Бараки возле станции Правда, в которых мы жили, были летнего типа, слабо утепленные дополнительной обшивкой, поэтому спали мы на нарах вповалку, и согреться под изношенными солдатскими одеялами удавалось только к утру. Вставали в 6.00, в течение часа успевали побриться, помыться, позавтракать и потом целый день занимались боевой подготовкой и тактическим сколачиванием подразделений. Очень большое внимание уделялось взаимозаменяемости членов экипажа. Штаб так распределил личный состав на самоходках, чтобы в каждом экипаже были участники боев и хотя бы один самоходчик. Мне в этом отношении повезло больше всех, так как все в экипаже оказались опытными фронтовиками. Механик-водитель старшина Яков Петрович Михайлов 1910 года рождения до войны работал машинистом паровоза в Петропавловске; к началу сорок четвертого успел повоевать на Калининском, Брянском и 1-м Украинском фронтах; имел ранение и два ордена, а также две тысячи моточасов практики вождения танков и самоходок — такая практика была бесценной!
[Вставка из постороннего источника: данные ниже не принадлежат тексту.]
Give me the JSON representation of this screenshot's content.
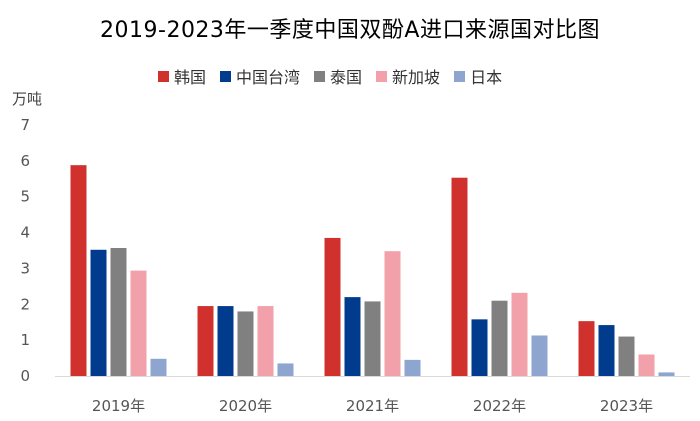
{
  "chart_data": {
    "type": "bar",
    "title": "2019-2023年一季度中国双酚A进口来源国对比图",
    "ylabel": "万吨",
    "xlabel": "",
    "ylim": [
      0,
      7
    ],
    "yticks": [
      0,
      1,
      2,
      3,
      4,
      5,
      6,
      7
    ],
    "grid": false,
    "legend_position": "top",
    "categories": [
      "2019年",
      "2020年",
      "2021年",
      "2022年",
      "2023年"
    ],
    "series": [
      {
        "name": "韩国",
        "color": "#d0312d",
        "values": [
          5.88,
          1.95,
          3.85,
          5.53,
          1.53
        ]
      },
      {
        "name": "中国台湾",
        "color": "#003b8e",
        "values": [
          3.52,
          1.95,
          2.2,
          1.58,
          1.42
        ]
      },
      {
        "name": "泰国",
        "color": "#808080",
        "values": [
          3.57,
          1.8,
          2.08,
          2.1,
          1.1
        ]
      },
      {
        "name": "新加坡",
        "color": "#f2a0aa",
        "values": [
          2.94,
          1.95,
          3.48,
          2.32,
          0.6
        ]
      },
      {
        "name": "日本",
        "color": "#8ea6cf",
        "values": [
          0.48,
          0.35,
          0.45,
          1.13,
          0.1
        ]
      }
    ]
  }
}
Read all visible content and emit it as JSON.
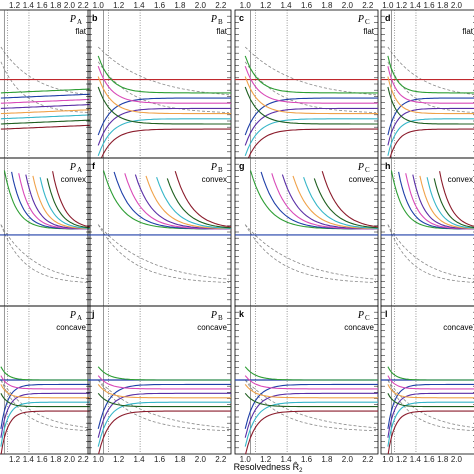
{
  "figure": {
    "xlabel": "Resolvedness R̂",
    "xlabel_sub": "2",
    "top_ticks": [
      "1.0",
      "1.2",
      "1.4",
      "1.6",
      "1.8",
      "2.0",
      "2.2"
    ],
    "bottom_ticks": [
      "1.0",
      "1.2",
      "1.4",
      "1.6",
      "1.8",
      "2.0",
      "2.2"
    ]
  },
  "chart_data": {
    "type": "line",
    "x_range": [
      0.9,
      2.3
    ],
    "vlines": [
      1.05,
      1.1,
      1.41
    ],
    "series_colors": [
      "#c0282d",
      "#2e9e35",
      "#1f3fa8",
      "#d94ab8",
      "#5a2fa6",
      "#f0a24a",
      "#36b6c9",
      "#1f5f20",
      "#8b1c2c",
      "#888888"
    ],
    "panels": [
      {
        "letter": "",
        "p": "P",
        "sub": "A",
        "shape": "flat"
      },
      {
        "letter": "b",
        "p": "P",
        "sub": "B",
        "shape": "flat"
      },
      {
        "letter": "c",
        "p": "P",
        "sub": "C",
        "shape": "flat"
      },
      {
        "letter": "d",
        "p": "",
        "sub": "",
        "shape": "flat"
      },
      {
        "letter": "",
        "p": "P",
        "sub": "A",
        "shape": "convex"
      },
      {
        "letter": "f",
        "p": "P",
        "sub": "B",
        "shape": "convex"
      },
      {
        "letter": "g",
        "p": "P",
        "sub": "C",
        "shape": "convex"
      },
      {
        "letter": "h",
        "p": "",
        "sub": "",
        "shape": "convex"
      },
      {
        "letter": "",
        "p": "P",
        "sub": "A",
        "shape": "concave"
      },
      {
        "letter": "j",
        "p": "P",
        "sub": "B",
        "shape": "concave"
      },
      {
        "letter": "k",
        "p": "P",
        "sub": "C",
        "shape": "concave"
      },
      {
        "letter": "l",
        "p": "",
        "sub": "",
        "shape": "concave"
      }
    ]
  }
}
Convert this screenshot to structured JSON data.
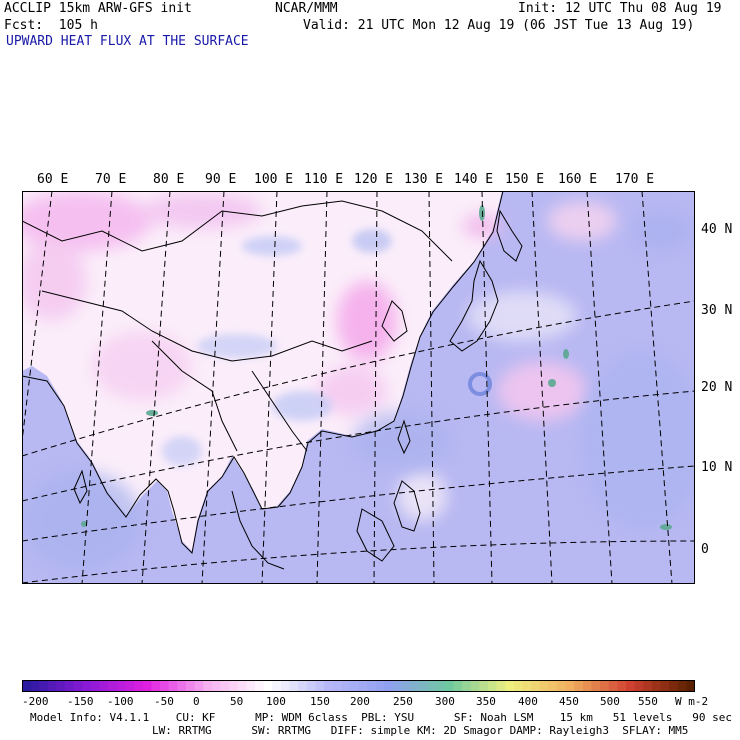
{
  "header": {
    "model": "ACCLIP 15km ARW-GFS init",
    "forecast": "Fcst:  105 h",
    "center": "NCAR/MMM",
    "init": "Init: 12 UTC Thu 08 Aug 19",
    "valid": "Valid: 21 UTC Mon 12 Aug 19 (06 JST Tue 13 Aug 19)",
    "field": "UPWARD HEAT FLUX AT THE SURFACE"
  },
  "lon_labels": [
    "60 E",
    "70 E",
    "80 E",
    "90 E",
    "100 E",
    "110 E",
    "120 E",
    "130 E",
    "140 E",
    "150 E",
    "160 E",
    "170 E"
  ],
  "lat_labels": [
    "40 N",
    "30 N",
    "20 N",
    "10 N",
    "0"
  ],
  "colorbar": {
    "labels": [
      "-200",
      "-150",
      "-100",
      "-50",
      "0",
      "50",
      "100",
      "150",
      "200",
      "250",
      "300",
      "350",
      "400",
      "450",
      "500",
      "550"
    ],
    "units": "W m-2",
    "colors": {
      "neg_deep": "#2a1aa0",
      "neg_purple": "#8a1ad8",
      "neg_magenta": "#e020e0",
      "neg_pink": "#f5b0f0",
      "near_zero": "#ffffff",
      "pos_low": "#b8b8f8",
      "pos_blue": "#8fa0f0",
      "pos_green": "#70c8a0",
      "pos_yellow": "#f0f080",
      "pos_orange": "#f0b060",
      "pos_red": "#d04030",
      "pos_brown": "#5a2000"
    }
  },
  "footer": {
    "line1": "Model Info: V4.1.1    CU: KF      MP: WDM 6class  PBL: YSU      SF: Noah LSM    15 km   51 levels   90 sec",
    "line2": "LW: RRTMG      SW: RRTMG   DIFF: simple KM: 2D Smagor DAMP: Rayleigh3  SFLAY: MM5"
  }
}
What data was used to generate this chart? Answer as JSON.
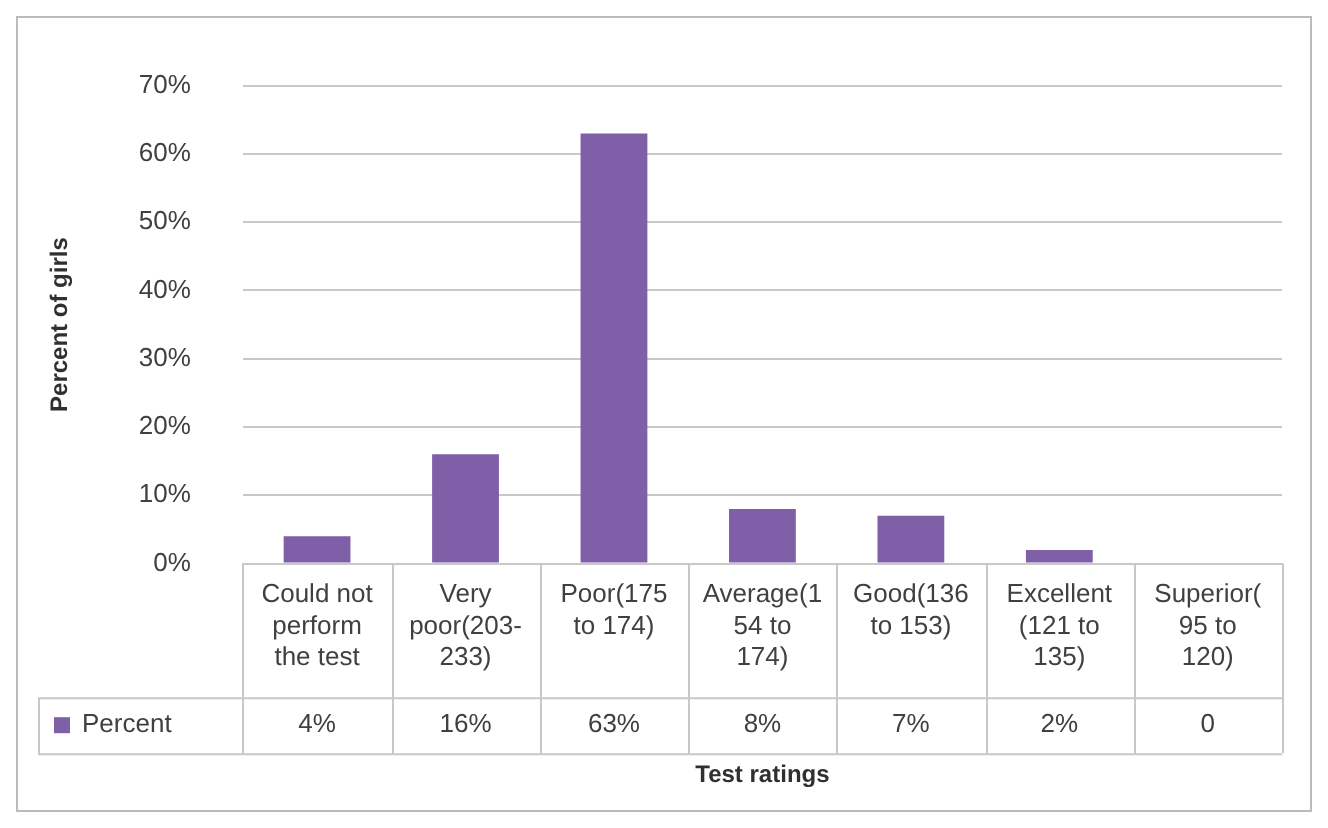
{
  "chart_data": {
    "type": "bar",
    "xlabel": "Test ratings",
    "ylabel": "Percent of girls",
    "categories": [
      "Could not perform the test",
      "Very poor(203-233)",
      "Poor(175 to 174)",
      "Average(154 to 174)",
      "Good(136 to 153)",
      "Excellent(121 to 135)",
      "Superior(95 to 120)"
    ],
    "series": [
      {
        "name": "Percent",
        "color": "#7e5fa8",
        "values": [
          4,
          16,
          63,
          8,
          7,
          2,
          0
        ],
        "value_labels": [
          "4%",
          "16%",
          "63%",
          "8%",
          "7%",
          "2%",
          "0"
        ]
      }
    ],
    "ylim": [
      0,
      70
    ],
    "yticks": [
      {
        "value": 0,
        "label": "0%"
      },
      {
        "value": 10,
        "label": "10%"
      },
      {
        "value": 20,
        "label": "20%"
      },
      {
        "value": 30,
        "label": "30%"
      },
      {
        "value": 40,
        "label": "40%"
      },
      {
        "value": 50,
        "label": "50%"
      },
      {
        "value": 60,
        "label": "60%"
      },
      {
        "value": 70,
        "label": "70%"
      }
    ],
    "grid": "y",
    "legend": "bottom left"
  }
}
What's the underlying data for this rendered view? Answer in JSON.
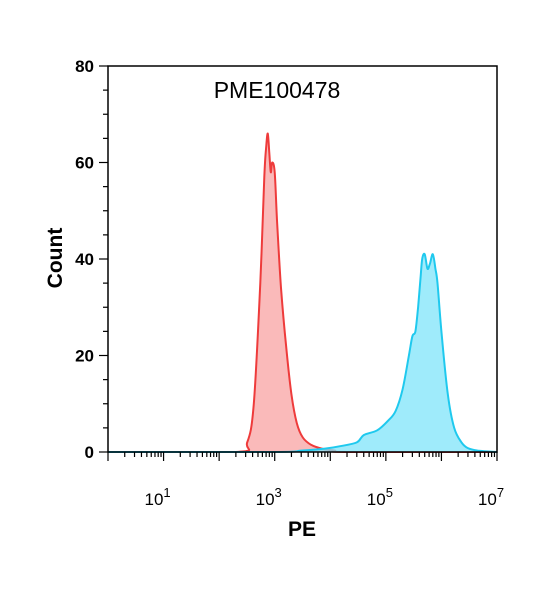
{
  "chart_data": {
    "type": "area",
    "title": "PME100478",
    "xlabel": "PE",
    "ylabel": "Count",
    "x_scale": "log",
    "xlim": [
      1,
      10000000
    ],
    "ylim": [
      0,
      80
    ],
    "grid": false,
    "legend": "none",
    "x_ticks": [
      {
        "value": 10,
        "base": "10",
        "exp": "1"
      },
      {
        "value": 1000,
        "base": "10",
        "exp": "3"
      },
      {
        "value": 100000,
        "base": "10",
        "exp": "5"
      },
      {
        "value": 10000000,
        "base": "10",
        "exp": "7"
      }
    ],
    "y_ticks": [
      {
        "value": 0,
        "label": "0"
      },
      {
        "value": 20,
        "label": "20"
      },
      {
        "value": 40,
        "label": "40"
      },
      {
        "value": 60,
        "label": "60"
      },
      {
        "value": 80,
        "label": "80"
      }
    ],
    "series": [
      {
        "fill": "#f8a3a3",
        "stroke": "#ee3b3b",
        "x": [
          1,
          200,
          320,
          420,
          550,
          650,
          700,
          750,
          800,
          850,
          900,
          1000,
          1100,
          1300,
          1600,
          2000,
          2500,
          3200,
          4500,
          7000,
          12000,
          20000,
          10000000
        ],
        "y": [
          0,
          0,
          2,
          10,
          35,
          57,
          63,
          66,
          62,
          58,
          60,
          58,
          48,
          34,
          22,
          12,
          6,
          3,
          1.5,
          0.7,
          0.3,
          0,
          0
        ]
      },
      {
        "fill": "#7fe4fa",
        "stroke": "#1fc9ee",
        "x": [
          1,
          1000,
          3000,
          8000,
          15000,
          30000,
          40000,
          70000,
          110000,
          150000,
          200000,
          260000,
          300000,
          340000,
          380000,
          420000,
          450000,
          500000,
          560000,
          620000,
          700000,
          780000,
          850000,
          1000000,
          1300000,
          1700000,
          2300000,
          3000000,
          4500000,
          10000000
        ],
        "y": [
          0,
          0,
          0.3,
          0.7,
          1.2,
          2.0,
          3.5,
          4.5,
          6.5,
          8.5,
          13,
          20,
          24,
          25,
          30,
          36,
          40,
          41,
          38,
          39,
          41,
          38,
          35,
          25,
          12,
          5,
          2,
          0.8,
          0.3,
          0
        ]
      }
    ]
  }
}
Наводчиком у нас стал старшина Сергей Быков со станции Шаля Свердловской области — шатен с карими глазами, выше среднего роста, крепкого телосложения. Ранее воевал в десантных и танковых войсках, знал хорошо самоходку и умел водить ее в сложных условиях местности, имел большой опыт стрельбы из пушки.
Под стать ему был и заряжающий старшина Сергей Мозалевский из села Ступино Воронежской области, человек крепкой физической закалки, имеющий солидный боевой опыт, начиная с финской войны; он мог свободно заменять наводчика, механика-водителя да и командира самоходки.
Командиром второй машины моего взвода был лейтенант Павел Ревуцкий. Замечательный человек и командир! Чуть выше среднего роста, с правильными чертами лица, жгучими карими глазами и богатой шевелюрой из мелких кудрей — он сразу привлекал к себе особым обаянием. Но самыми главными его чертами, ценимыми во взводе и батарее, были человечность и личная храбрость. В военном отношении подготовлен он был отлично, в совершенстве знал материальную часть боевой машины и вооружения. В свои двадцать имел уже весьма богатый боевой опыт.
Ребята в его экипаже подобрались тоже хорошие и получившие боевой опыт. Все они оказались из Горьковской области. Правда, заряжающего Хухарева вскорости пришлось заменить, он был настолько щуплым, худым и малосильным, что не мог поднимать весившие около пуда унитарные снаряды. Заряжающим вместо него определили старшего сержанта Алексея Бессонова из Богородского района. Алексей мог заменять любую должность в экипаже, приобрел большой боевой опыт в 225-м полку, за бои был награжден орденом Красной Звезды и повышен в чине. Механиком-водителем у Ревуцкого был сержант Иван Пятаев, наводчиком — старший сержант Федор Беляшкин из села Коверино, где остался его младший брат, которого он вырастил без родителей. Федор был очень трудолюбив и свое дело знал отлично.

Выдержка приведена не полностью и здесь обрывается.